How Dengue Fever Could Hasten Malaria's Deadly March on Africa
Dengue fever is not to be taken lightly, but compared to malaria, it is a far less deadly mosquito-transmitted disease. Unfortunately, the illnesses tend to share very similar starting symptoms, causing frequent misdiagnoses in areas endemic for both diseases. Now new research shows that these mistakes not only impact individual patients, but could be helping malaria become an even greater danger.
"We believe dengue to be one of many diseases with classic fever and headache symptoms that are currently being misdiagnosed as malaria on a massive scale," Justin Stoler, a researcher with the University of Miami (UM), explained in a statement.
Stoler recently led his colleagues in an investigation of West Africa's mosquito-borne epidemics, finding that not only has the troublesome dengue fever found its way (unannounced) into Ghana, but it's causing rampant confusion in the midst of the undeveloped region's desperate battle against malaria.
The results of the investigation were recently published in The American Journal of Tropical Medicine and Hygiene.
According to the researchers, Ghana's under-resourced healthcare facilities are often unable to confirm suspected malaria cases with blood tests, with well over 60 percent of all diagnoses remaining in dispute. They also often can't wait for a test to become available, as the mosquito-borne parasitic disease is aggressive and very deadly, requiring prompt treatment.

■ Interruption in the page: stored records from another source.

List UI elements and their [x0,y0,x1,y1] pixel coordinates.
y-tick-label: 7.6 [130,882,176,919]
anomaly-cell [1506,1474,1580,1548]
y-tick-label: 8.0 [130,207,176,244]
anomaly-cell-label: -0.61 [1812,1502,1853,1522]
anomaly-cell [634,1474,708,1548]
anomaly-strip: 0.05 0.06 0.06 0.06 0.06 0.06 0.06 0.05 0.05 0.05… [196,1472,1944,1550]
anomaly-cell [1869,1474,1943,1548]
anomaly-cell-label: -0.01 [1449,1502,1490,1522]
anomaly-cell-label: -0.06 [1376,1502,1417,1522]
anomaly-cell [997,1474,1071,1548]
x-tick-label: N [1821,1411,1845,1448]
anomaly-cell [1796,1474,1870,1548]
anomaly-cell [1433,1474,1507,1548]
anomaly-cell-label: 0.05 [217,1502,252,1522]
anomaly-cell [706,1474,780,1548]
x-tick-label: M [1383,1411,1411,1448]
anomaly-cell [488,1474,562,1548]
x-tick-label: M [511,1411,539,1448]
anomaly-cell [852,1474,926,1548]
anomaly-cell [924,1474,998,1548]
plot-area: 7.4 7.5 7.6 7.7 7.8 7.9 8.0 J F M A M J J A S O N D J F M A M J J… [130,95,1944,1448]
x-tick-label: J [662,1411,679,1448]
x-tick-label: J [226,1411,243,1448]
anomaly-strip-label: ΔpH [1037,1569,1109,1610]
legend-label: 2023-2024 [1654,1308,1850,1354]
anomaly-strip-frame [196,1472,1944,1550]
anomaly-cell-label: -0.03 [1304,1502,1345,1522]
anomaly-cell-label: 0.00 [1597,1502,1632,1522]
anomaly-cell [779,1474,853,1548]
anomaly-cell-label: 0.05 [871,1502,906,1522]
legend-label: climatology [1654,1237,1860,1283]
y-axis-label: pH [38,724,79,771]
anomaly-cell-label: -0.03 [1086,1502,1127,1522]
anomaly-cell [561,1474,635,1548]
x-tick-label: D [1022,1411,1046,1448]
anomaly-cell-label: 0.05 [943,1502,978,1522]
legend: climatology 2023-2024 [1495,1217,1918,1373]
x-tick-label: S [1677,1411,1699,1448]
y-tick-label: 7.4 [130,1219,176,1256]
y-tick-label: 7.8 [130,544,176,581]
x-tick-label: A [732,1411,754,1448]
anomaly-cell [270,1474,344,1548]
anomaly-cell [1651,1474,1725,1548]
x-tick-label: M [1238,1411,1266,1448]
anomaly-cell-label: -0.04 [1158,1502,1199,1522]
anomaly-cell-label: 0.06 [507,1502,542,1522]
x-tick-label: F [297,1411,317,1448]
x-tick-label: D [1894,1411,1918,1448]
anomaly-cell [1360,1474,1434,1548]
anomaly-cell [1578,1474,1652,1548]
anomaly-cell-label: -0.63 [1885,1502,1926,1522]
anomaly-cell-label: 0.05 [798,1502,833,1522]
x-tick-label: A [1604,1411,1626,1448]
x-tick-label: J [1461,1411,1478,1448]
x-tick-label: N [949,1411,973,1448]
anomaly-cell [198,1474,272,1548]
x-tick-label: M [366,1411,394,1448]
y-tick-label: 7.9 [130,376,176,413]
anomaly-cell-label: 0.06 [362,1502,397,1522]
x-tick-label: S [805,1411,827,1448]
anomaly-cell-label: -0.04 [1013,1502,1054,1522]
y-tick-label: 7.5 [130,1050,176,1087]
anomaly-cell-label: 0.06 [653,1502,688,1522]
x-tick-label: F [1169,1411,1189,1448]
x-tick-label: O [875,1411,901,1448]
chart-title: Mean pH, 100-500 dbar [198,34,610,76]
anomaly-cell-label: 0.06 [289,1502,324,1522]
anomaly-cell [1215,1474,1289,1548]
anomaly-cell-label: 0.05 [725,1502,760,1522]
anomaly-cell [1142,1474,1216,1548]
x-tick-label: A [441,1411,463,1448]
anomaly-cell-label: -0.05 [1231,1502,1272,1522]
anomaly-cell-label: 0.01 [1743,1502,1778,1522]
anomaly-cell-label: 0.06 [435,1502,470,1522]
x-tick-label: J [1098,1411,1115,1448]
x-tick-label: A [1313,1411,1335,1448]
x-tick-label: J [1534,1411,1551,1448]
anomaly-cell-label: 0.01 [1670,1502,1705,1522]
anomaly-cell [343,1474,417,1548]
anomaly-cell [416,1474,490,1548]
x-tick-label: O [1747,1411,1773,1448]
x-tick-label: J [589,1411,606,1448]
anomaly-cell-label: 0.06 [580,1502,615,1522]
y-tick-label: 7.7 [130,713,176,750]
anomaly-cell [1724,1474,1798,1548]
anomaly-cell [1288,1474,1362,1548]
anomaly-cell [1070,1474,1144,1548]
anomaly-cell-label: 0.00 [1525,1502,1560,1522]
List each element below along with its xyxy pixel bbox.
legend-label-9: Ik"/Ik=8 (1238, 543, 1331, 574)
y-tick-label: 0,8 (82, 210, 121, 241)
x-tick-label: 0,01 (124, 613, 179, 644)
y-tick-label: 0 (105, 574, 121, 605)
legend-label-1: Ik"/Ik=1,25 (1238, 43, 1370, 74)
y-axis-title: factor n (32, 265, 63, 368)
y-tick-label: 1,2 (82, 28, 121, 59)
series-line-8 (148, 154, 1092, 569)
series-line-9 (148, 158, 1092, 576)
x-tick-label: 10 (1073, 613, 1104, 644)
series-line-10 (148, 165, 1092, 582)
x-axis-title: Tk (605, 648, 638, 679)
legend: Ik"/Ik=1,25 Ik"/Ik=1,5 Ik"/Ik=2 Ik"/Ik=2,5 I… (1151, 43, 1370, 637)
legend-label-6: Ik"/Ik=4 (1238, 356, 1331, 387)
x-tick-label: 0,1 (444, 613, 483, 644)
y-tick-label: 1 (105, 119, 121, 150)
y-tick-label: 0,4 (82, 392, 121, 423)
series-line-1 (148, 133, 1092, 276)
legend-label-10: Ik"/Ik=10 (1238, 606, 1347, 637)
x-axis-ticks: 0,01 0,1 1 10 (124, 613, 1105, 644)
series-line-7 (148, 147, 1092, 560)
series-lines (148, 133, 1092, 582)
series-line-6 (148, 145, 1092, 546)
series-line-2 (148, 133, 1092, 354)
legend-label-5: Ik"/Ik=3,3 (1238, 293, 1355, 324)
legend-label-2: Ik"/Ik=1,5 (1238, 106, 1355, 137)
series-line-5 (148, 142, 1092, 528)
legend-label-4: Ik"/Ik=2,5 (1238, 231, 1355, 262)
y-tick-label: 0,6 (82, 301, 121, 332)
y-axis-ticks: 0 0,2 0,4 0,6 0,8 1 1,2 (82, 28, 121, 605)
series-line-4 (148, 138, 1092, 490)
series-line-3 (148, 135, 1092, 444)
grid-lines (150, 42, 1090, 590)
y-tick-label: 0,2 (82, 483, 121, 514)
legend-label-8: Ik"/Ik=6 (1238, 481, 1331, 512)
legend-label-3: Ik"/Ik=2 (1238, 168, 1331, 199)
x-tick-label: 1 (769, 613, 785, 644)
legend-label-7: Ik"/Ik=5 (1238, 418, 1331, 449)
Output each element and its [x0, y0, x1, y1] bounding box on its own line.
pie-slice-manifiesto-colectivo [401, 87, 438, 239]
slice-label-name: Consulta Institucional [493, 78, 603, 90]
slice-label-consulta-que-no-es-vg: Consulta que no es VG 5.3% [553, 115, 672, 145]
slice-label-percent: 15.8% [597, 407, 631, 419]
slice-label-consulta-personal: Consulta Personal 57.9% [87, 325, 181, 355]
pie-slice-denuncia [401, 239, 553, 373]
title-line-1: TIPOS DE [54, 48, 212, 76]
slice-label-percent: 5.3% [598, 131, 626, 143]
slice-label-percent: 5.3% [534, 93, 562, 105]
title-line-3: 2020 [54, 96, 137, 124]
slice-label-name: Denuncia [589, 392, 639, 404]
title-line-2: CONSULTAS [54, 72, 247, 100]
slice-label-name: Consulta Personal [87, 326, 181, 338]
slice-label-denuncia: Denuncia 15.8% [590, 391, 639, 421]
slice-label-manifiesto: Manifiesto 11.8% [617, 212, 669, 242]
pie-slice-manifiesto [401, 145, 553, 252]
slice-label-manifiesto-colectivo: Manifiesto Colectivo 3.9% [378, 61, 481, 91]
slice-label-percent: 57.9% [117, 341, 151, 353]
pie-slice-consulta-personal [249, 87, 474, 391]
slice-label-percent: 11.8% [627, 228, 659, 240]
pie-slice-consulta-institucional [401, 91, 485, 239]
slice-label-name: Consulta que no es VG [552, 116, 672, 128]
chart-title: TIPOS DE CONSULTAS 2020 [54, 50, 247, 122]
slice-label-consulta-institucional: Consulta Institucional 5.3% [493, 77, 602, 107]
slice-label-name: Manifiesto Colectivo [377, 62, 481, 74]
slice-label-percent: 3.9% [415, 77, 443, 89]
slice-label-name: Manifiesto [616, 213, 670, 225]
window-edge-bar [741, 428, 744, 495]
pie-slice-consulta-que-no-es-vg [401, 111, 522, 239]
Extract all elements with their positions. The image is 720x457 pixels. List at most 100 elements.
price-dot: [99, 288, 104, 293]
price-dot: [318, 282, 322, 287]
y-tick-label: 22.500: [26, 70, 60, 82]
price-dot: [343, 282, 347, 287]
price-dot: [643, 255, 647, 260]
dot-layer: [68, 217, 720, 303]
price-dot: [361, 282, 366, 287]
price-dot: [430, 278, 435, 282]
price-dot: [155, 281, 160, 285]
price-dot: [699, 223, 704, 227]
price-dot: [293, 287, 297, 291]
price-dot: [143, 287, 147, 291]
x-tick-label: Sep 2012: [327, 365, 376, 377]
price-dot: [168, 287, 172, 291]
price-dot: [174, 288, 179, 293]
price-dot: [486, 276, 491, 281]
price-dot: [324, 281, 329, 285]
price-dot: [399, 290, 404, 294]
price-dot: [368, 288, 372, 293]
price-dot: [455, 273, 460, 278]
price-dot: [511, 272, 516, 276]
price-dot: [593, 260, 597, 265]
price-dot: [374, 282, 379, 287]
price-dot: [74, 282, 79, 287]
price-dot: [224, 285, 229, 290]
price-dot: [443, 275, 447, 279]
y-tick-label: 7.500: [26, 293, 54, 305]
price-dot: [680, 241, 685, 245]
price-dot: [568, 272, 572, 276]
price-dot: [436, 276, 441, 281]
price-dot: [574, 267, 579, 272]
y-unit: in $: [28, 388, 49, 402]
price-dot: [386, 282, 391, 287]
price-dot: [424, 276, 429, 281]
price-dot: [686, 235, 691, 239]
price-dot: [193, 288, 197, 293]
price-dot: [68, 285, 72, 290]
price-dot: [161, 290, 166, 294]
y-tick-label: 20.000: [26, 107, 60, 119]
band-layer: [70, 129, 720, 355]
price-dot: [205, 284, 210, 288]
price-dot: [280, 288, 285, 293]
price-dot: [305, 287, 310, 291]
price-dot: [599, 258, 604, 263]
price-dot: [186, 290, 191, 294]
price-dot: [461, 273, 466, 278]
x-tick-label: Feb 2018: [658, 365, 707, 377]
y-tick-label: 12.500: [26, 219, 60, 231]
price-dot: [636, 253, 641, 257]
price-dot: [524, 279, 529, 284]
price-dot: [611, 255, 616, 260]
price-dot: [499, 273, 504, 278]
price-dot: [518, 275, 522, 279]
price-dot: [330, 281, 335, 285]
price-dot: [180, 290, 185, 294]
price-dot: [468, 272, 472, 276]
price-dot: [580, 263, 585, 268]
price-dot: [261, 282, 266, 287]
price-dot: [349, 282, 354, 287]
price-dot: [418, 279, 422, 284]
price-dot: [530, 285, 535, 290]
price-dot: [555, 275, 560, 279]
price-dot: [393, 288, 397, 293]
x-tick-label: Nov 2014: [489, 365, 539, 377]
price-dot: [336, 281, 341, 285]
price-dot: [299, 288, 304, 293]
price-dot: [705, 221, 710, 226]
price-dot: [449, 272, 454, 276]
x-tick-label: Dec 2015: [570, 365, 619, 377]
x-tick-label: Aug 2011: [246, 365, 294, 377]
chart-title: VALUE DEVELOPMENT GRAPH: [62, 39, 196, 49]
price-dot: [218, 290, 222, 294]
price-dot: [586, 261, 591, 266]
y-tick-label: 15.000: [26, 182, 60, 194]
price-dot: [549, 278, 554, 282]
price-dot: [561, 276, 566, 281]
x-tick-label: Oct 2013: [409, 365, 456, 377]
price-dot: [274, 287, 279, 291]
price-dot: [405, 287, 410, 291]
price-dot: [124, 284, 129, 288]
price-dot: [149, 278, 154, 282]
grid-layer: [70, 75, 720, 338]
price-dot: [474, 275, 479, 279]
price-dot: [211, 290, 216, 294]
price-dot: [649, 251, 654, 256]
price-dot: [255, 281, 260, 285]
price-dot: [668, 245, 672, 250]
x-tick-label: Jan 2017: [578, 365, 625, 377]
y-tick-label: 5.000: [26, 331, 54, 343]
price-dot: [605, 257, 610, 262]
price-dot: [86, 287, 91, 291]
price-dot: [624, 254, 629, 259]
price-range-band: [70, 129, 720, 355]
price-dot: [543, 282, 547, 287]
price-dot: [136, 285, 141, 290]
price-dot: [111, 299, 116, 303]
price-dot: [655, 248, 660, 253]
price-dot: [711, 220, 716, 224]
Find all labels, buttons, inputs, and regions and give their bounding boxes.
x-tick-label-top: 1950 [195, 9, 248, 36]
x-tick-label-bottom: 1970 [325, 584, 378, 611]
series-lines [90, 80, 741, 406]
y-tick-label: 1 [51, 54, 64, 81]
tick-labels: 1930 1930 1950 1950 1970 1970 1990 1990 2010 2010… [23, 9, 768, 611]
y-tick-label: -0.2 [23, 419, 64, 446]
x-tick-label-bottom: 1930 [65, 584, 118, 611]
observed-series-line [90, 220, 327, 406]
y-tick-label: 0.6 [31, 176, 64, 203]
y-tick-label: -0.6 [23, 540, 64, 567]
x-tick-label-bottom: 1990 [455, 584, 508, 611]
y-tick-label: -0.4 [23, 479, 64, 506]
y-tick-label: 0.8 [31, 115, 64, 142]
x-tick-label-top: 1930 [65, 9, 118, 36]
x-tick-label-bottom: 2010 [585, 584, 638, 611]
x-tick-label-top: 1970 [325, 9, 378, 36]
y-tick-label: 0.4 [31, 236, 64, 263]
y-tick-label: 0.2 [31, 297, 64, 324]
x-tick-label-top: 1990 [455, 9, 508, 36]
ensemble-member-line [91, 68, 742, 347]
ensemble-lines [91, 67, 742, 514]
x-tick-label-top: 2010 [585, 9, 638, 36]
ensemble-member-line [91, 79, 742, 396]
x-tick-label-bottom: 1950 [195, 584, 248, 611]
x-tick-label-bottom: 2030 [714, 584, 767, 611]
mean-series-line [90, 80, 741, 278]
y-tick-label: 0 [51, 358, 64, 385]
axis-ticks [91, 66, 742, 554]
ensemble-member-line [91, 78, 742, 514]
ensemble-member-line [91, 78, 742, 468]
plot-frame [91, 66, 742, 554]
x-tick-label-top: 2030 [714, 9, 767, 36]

According to the World Health Organization (WHO), this promptness has actually allowed malaria mortality rates to decrease by an encouraging 54 percent in African regions between 2000 and 2012. However, that didn't stop the disease from claiming an estimated 584,000 lives in 2013 alone. (Scroll to read on...)
By comparison, the viral dengue fever, which remains a leading cause of illness and death in the tropics and subtropics, only kills up to five percent of treated victims. Untreated or misdiagnosed victims, on the other hand, face a mortality rate as high as 50 percent.
Worse, the approach to malaria treatment is radically different than how doctors treat dengue, as malaria is caused by tiny microorganisms, not a virus. That's what Stoler and his colleagues are most worried about, suggesting that each misdiagnosis could help malaria grow stronger.
"The over-prescribing of anti-malarials puts evolutionary pressure on the malaria parasite that risks hastening its resistance to artemisinin-based combination therapy - the frontline drugs used to treat malaria in Africa," Stoler explained.
Such resistance is already spreading across Southeast Asia, and he worries about what kind of damage it could do in a vulnerable West Africa.
The researcher also found that a stunning 21 percent of blood samples from children infected with malaria had evidence of living with dengue.
"If these children who were confirmed to be malaria-positive also tested positive for dengue exposure, imagine what the incidence of dengue could be in unconfirmed malaria cases," Stoler noted. "If these patterns hold in Ghana, then the misdiagnosis burden in other large urban areas in Africa could approach one-third of all outpatient visits, given the large volume of presumed malaria cases in health care facilities."
Still, the researcher presses that this does not mean that professionals should be discouraged.
"As the price and accuracy of rapid diagnostic tests and other diagnostic instruments improve, I think we have a chance to really make a difference in clinical settings," all just by getting the diagnosis right.